Google began piloting Java 24 Virtual Threads in 2024, starting with low-risk internal services to validate performance and tooling. The rollout followed three core phases:

  • Pilot Testing: Migrating 50+ low-traffic services from reactive models to virtual threads, measuring latency, memory usage, and error rates.
  • Tooling Upgrades: Updating internal debuggers, profilers, and observability platforms to support Java 24’s virtual thread JFR events and stack trace formatting.
  • Incremental Migration: Rolling out virtual threads to high-traffic services like Gmail and Google Cloud Storage, prioritizing I/O-bound workloads first.

Key challenges included avoiding carrier thread pinning (where a virtual thread is blocked on a synchronized block, tying up a carrier thread) and ensuring third-party libraries were compatible with virtual threads.
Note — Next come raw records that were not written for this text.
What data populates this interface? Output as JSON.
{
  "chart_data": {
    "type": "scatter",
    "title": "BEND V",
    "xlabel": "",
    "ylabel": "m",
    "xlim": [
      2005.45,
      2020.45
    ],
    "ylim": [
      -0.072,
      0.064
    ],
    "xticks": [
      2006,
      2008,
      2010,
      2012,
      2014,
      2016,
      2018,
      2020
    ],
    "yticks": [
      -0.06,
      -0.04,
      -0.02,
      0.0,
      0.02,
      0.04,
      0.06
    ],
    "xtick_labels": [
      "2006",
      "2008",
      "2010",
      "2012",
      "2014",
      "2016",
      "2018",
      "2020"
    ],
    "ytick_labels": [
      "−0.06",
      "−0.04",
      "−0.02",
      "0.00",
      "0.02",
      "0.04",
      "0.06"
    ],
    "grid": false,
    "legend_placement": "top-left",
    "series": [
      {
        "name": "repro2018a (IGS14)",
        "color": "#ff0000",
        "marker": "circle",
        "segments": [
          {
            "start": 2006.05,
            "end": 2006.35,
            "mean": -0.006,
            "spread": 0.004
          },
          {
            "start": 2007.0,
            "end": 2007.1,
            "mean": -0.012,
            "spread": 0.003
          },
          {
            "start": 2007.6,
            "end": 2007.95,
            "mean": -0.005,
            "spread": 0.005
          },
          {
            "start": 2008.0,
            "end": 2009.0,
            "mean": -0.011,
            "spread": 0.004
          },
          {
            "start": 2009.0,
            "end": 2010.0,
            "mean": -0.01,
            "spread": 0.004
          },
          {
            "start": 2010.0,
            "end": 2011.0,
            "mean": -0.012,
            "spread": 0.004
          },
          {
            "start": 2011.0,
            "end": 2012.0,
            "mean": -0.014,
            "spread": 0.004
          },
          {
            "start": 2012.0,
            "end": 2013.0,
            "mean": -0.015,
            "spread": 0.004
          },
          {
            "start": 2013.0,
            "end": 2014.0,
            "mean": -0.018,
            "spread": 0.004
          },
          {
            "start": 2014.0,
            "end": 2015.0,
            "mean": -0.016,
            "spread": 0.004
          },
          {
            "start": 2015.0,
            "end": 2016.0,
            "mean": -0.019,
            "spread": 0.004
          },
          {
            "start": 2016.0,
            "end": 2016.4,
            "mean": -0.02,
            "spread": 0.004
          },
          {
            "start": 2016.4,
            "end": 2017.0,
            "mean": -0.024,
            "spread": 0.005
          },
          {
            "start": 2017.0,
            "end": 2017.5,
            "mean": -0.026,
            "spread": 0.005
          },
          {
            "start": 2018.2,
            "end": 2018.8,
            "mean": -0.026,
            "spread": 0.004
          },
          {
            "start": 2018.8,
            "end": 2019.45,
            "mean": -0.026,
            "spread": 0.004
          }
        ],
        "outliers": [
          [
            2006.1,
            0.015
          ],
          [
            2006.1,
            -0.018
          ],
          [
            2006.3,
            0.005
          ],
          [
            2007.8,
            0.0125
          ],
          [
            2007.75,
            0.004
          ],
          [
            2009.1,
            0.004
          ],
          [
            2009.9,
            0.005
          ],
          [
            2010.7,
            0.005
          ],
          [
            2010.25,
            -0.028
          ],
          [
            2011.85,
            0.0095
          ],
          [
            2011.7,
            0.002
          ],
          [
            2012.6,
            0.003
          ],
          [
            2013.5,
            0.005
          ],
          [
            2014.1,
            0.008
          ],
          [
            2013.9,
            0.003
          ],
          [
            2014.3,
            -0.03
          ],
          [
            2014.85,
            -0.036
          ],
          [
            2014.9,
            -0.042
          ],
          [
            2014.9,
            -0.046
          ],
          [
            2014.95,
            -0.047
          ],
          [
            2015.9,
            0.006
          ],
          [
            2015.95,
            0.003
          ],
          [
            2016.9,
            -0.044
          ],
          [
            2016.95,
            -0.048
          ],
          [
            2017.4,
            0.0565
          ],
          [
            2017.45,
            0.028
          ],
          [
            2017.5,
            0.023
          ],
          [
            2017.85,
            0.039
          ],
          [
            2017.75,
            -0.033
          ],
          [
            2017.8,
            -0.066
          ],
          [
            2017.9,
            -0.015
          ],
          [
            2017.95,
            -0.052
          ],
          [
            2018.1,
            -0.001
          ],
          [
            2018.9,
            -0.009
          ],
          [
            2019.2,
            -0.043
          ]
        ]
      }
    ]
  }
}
Google contributed patches to several open-source Java libraries to add virtual thread support during this process.

Results: Scaling 10k+ Services

After rolling out Java 24 Virtual Threads to over 10,000 services, Google reported staggering improvements:

  • 40% average reduction in per-service memory usage, as virtual threads require ~200 bytes of initial memory compared to 1MB for platform threads.
  • 30% lower latency for I/O-bound workloads, as virtual threads eliminate unnecessary context switching.
  • 50% reduction in infrastructure costs for eligible services, as fewer nodes are needed to handle the same throughput.
  • 60% faster onboarding for new engineers, as teams shifted back to imperative, blocking-style code that is easier to understand.

Notably, Google saw no performance regressions for CPU-bound workloads, as virtual threads are designed to yield carrier threads for CPU-intensive tasks, falling back to standard platform thread scheduling.

Lessons Learned from Google’s Team

Google’s engineering team shared several best practices for organizations looking to adopt Java 24 Virtual Threads:

  • Use virtual threads only for I/O-bound tasks; CPU-bound work should still run on platform threads to avoid carrier thread exhaustion.
  • Avoid synchronized blocks or methods that pin virtual threads; use java.util.concurrent locks instead for shared state.
  • Leverage Java 24’s built-in JFR events for virtual threads to debug performance issues and track thread lifecycle.
  • Migrate incrementally—start with new services or low-risk existing workloads before tackling business-critical systems.

Conclusion

Google’s adoption of Java 24 Virtual Threads proves that lightweight concurrency can scale to even the largest microservice ecosystems. By eliminating the tradeoffs between performance and code readability, virtual threads have become a core part of Google’s Java strategy, with plans to migrate all eligible services by 2025. For organizations of any size, this case study highlights the tangible value of Java’s modern concurrency model.